This year I have been consumed by the love of God so much so that my heart that was once hardened to the truth – and to the Love of God – has now exploded. I have been shattered by the outpouring of love and grace that has been shown to me by others and by God. I have a new hunger and thirst for righteousness that I never had before and like Paul I boast in my weakness, because it is in my weakness that God is made strong.

For most of my life I was consumed by shame and fear, but now that is all gone. I am consumed by the love of Christ and I pray that you have the opportunity to experience that in your life.

Book Reviews

The Substance of Things Seen: Art, Faith and the Christian Community by Robin M. Jensen

Where Has All the Art Gone?
Yes, Yes, YES! Kept popping in my head as I read the words of Robin Jensen in her book The Substance of Things Seen: Art, Faith and the Christian Community. From the first chapter I found myself drawn in as she talked about the place of art in the church – or rather it’s absence altogether. Where has all the art gone? What happened to chapels with painted ceilings? When did beauty and design become frivolous and unnecessary in the church?

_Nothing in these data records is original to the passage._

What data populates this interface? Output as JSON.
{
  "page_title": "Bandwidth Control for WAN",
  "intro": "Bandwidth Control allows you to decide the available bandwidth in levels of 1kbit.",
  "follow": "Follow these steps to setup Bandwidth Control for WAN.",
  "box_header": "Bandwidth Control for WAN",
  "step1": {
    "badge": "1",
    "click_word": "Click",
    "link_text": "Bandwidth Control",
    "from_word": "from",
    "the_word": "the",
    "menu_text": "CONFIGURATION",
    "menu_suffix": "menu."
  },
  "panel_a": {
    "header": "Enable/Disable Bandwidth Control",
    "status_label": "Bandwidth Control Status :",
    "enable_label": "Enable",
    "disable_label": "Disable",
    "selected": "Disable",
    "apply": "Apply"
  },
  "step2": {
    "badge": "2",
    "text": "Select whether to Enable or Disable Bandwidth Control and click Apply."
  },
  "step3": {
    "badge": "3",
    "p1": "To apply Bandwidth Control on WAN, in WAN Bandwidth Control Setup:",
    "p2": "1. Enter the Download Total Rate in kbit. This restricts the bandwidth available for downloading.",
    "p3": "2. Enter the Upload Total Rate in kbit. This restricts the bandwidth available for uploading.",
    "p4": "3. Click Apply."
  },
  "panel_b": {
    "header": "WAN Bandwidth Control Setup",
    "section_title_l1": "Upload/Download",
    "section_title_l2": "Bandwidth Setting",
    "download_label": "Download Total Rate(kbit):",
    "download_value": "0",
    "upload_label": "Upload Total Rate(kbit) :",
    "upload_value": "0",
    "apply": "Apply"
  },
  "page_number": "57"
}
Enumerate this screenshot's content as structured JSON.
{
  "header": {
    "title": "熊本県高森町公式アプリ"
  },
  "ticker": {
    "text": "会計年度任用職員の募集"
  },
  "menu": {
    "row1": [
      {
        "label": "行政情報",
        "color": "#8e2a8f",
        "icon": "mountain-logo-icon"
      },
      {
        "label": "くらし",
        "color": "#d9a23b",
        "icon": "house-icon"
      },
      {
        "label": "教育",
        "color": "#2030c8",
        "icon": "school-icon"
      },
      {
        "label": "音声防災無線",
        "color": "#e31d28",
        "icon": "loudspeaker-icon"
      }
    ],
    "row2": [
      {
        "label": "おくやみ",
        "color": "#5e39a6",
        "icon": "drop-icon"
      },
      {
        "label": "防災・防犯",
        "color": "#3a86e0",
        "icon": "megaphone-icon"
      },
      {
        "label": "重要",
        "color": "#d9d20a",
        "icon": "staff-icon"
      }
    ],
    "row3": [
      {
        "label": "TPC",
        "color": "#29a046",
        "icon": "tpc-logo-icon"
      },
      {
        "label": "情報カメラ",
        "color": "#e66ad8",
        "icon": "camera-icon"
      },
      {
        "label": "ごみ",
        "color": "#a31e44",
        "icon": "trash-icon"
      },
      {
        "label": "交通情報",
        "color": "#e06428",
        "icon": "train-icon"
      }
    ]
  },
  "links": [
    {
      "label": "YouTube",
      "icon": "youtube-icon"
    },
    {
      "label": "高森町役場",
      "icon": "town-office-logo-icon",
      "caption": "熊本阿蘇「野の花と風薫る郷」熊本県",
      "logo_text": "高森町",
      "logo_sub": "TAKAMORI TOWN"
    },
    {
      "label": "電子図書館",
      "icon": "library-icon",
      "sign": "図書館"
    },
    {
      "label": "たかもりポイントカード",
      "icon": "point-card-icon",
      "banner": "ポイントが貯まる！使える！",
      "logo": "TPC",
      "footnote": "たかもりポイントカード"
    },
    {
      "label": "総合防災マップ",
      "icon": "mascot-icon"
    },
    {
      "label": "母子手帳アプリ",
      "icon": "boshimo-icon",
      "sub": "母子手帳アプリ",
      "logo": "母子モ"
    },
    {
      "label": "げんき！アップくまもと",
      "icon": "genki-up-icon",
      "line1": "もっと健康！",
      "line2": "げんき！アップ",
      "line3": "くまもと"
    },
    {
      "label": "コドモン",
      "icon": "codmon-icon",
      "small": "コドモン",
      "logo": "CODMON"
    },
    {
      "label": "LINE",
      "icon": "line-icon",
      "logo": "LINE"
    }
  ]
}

As a graphic artist I’ve often felt “hushed” by the church, silenced like a small child that should know when to keep quiet. “Excuse me!” I would say eagerly. If I were in a classroom my hand would be raised and I’d be stretching my fingers wildly and rocking about to get attention, but this isn’t a classroom, just a drab conference room that once again is stripped bare of any personality or design. “What if we added a bit of color to this wall?” I would ask sincerely, my imaginative mind rife and overflowing with possibilities. My question would be met with blank stares and incredulity. “Who is the new kid?” their expressions would say. Then audibly they would respond, “Well, that’s a nice idea (read: bless your heart), but that’s not in the budget.” I quickly learned that the old Japanese Proverb, “the nail that sticks out gets hammered down”, was indeed quite true. Thwack! I felt the hammer often as my ideas were slammed down. It hurt. It stung on the inside as much, if not more, than a literal pounding on the outside.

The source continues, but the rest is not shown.